Wow. Deep thoughts here. I’ll be thinking on this today.
Lisa: Time HAS changed me. I am no longer a worrisome woman. I have learned to rely upon the Lord as he has brought me through two “major” illnesses” during COVID. God has been GOOD to us in our family.
So beautifully spoken Lisa. I treasure your thoughts here.
visiting today from G&T
Lisa, you are so good at making us think! Thank you for these reflections, especially the idea of making peace with being “anchored.” And that final statement—the idea of adding life to my time even as I can’t add time to my life—wow!
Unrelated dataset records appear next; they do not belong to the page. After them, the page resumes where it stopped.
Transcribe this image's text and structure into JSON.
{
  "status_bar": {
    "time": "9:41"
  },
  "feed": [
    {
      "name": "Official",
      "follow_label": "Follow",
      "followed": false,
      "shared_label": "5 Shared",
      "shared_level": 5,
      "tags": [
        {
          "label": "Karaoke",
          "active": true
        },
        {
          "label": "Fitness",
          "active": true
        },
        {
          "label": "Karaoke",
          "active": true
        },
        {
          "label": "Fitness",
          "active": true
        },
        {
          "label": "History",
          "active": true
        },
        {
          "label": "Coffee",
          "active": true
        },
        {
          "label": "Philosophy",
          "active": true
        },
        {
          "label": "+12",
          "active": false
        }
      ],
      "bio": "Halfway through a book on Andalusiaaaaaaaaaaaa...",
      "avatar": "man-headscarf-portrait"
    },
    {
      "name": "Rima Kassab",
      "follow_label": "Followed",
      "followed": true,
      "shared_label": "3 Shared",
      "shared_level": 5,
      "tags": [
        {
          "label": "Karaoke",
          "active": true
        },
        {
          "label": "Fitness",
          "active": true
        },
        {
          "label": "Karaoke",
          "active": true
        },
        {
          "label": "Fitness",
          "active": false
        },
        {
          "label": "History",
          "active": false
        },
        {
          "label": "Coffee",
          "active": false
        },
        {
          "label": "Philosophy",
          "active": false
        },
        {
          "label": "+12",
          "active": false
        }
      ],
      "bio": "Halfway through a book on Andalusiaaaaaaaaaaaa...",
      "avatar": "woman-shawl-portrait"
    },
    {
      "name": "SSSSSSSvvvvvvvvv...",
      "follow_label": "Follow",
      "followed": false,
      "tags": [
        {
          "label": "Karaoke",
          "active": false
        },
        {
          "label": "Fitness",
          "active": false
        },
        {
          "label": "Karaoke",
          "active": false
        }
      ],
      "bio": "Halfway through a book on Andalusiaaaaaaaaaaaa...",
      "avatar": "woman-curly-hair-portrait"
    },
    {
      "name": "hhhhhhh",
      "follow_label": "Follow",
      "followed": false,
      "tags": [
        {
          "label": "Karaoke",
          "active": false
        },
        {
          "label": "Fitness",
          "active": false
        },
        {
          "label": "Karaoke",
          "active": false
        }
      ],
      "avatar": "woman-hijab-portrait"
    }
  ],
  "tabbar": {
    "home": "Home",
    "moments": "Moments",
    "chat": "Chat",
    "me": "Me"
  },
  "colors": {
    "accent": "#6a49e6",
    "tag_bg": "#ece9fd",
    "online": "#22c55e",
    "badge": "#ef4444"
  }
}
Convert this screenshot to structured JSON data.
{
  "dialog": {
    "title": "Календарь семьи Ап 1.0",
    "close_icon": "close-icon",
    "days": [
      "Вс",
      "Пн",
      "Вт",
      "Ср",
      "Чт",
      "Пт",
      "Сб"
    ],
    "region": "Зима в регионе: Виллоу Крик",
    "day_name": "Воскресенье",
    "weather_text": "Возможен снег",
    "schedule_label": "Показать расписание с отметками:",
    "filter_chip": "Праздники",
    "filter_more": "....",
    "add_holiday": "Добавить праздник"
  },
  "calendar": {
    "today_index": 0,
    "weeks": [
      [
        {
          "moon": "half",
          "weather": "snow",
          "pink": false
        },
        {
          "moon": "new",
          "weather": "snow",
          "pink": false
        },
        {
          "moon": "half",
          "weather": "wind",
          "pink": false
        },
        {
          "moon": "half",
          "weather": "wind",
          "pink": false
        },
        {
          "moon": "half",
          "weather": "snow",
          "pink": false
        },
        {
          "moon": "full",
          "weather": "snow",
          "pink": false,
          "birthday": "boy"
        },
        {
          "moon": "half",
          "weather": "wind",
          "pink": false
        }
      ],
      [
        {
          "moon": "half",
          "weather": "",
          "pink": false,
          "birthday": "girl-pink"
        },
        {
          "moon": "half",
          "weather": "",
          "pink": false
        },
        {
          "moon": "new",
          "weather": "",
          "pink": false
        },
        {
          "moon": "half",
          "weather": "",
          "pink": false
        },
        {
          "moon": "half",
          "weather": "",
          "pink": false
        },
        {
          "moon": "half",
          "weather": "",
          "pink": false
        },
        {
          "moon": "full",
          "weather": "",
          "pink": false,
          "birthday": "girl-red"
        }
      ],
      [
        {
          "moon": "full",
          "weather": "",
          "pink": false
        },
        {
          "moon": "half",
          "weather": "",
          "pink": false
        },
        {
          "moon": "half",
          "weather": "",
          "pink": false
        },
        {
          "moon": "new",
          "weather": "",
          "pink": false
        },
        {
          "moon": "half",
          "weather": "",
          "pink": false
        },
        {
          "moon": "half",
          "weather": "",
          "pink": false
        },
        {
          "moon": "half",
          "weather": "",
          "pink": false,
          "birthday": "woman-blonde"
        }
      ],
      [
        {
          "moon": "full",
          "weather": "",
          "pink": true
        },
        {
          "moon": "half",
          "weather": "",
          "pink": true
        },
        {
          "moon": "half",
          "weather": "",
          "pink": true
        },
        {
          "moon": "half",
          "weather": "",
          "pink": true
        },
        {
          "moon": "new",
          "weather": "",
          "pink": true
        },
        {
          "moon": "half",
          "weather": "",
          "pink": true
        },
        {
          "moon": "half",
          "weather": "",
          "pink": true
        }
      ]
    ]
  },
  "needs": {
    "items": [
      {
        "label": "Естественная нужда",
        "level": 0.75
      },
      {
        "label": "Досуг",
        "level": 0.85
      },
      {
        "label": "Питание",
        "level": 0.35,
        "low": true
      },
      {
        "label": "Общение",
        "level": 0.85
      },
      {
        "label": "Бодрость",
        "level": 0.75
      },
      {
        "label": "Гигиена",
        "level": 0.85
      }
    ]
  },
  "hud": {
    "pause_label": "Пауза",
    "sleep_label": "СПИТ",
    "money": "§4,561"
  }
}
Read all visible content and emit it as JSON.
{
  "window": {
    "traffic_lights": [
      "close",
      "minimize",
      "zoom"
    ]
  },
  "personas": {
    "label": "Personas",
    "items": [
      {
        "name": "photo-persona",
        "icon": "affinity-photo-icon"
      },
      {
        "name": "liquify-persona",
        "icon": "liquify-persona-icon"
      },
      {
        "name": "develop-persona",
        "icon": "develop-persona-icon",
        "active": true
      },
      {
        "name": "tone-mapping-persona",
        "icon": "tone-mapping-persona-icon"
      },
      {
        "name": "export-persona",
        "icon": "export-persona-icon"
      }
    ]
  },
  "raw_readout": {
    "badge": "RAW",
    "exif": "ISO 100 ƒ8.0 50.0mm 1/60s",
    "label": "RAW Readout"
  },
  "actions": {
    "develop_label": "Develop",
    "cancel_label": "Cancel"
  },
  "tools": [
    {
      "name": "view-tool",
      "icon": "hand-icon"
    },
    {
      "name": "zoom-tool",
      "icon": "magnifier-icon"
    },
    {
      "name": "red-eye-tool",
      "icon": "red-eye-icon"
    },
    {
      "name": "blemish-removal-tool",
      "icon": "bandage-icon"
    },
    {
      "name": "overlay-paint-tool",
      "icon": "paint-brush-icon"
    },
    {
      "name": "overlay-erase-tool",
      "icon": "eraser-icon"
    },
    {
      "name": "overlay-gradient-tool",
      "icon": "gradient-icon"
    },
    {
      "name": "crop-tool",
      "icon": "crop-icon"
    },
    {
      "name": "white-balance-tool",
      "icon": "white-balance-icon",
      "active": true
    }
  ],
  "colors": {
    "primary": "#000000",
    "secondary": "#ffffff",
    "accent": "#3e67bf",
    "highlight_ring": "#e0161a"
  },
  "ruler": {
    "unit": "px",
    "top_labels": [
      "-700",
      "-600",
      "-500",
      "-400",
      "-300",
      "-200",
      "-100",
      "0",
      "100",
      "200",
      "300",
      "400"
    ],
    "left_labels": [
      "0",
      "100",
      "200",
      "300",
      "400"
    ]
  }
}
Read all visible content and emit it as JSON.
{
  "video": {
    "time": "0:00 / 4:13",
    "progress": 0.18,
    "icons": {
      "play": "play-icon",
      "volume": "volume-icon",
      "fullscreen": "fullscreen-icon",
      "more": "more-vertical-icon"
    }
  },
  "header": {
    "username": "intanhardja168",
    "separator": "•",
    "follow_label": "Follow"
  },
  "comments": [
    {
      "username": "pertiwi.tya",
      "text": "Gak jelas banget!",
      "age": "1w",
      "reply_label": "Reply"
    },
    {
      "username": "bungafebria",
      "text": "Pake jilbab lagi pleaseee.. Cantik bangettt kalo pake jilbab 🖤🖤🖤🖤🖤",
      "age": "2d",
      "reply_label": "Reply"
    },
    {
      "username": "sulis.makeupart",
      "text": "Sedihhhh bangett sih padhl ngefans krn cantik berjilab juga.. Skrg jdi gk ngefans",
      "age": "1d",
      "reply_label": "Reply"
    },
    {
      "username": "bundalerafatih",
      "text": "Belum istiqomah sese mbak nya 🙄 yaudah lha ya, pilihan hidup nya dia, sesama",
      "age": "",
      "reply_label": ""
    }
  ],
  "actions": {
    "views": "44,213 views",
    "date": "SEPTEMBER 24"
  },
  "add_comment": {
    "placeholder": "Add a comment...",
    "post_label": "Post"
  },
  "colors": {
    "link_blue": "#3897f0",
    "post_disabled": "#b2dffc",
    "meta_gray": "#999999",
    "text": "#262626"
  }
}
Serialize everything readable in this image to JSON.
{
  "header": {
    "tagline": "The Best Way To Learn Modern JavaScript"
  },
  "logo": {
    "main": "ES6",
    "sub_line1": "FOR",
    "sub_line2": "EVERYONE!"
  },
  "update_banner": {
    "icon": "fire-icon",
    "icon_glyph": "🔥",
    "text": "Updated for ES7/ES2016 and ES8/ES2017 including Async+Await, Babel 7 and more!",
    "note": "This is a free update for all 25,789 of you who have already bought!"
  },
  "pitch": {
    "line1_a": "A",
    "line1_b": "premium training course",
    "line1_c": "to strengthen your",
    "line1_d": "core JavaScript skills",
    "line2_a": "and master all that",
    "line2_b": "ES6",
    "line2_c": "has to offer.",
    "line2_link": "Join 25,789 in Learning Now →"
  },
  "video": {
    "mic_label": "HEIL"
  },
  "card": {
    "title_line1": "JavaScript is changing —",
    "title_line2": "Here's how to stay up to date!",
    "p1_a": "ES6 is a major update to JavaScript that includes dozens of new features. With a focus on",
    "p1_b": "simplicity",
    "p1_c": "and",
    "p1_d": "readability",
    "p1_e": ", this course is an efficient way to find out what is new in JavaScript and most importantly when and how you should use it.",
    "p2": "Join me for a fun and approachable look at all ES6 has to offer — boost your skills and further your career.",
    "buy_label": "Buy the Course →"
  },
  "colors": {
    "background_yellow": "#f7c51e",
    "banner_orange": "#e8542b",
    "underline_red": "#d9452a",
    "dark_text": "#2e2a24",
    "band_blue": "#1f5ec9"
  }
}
Thanks so much for joining the Grace at Home party at Imparting Grace. I’m featuring you this week!
Lisa,
I’ve been thinking about time slipping away and was just talking about it with my son yesterday. Love the precious photos you’ve shared!
I’ll be linking this with tomorrow’s G&T.
Blessings to you, friend.
Tammy
Beautifully said. I love how the photos are what bring back the moments to you. I think photos are such a gift. I think the reason we–generally speaking–have so much time in life is to give us opportunities to change. It seems like life does go by quickly, but at the same time, we can see how we develop over a lifetime. I love how God gives us a lot of chances to figure things out. 🙂 Visiting from Grace at Home.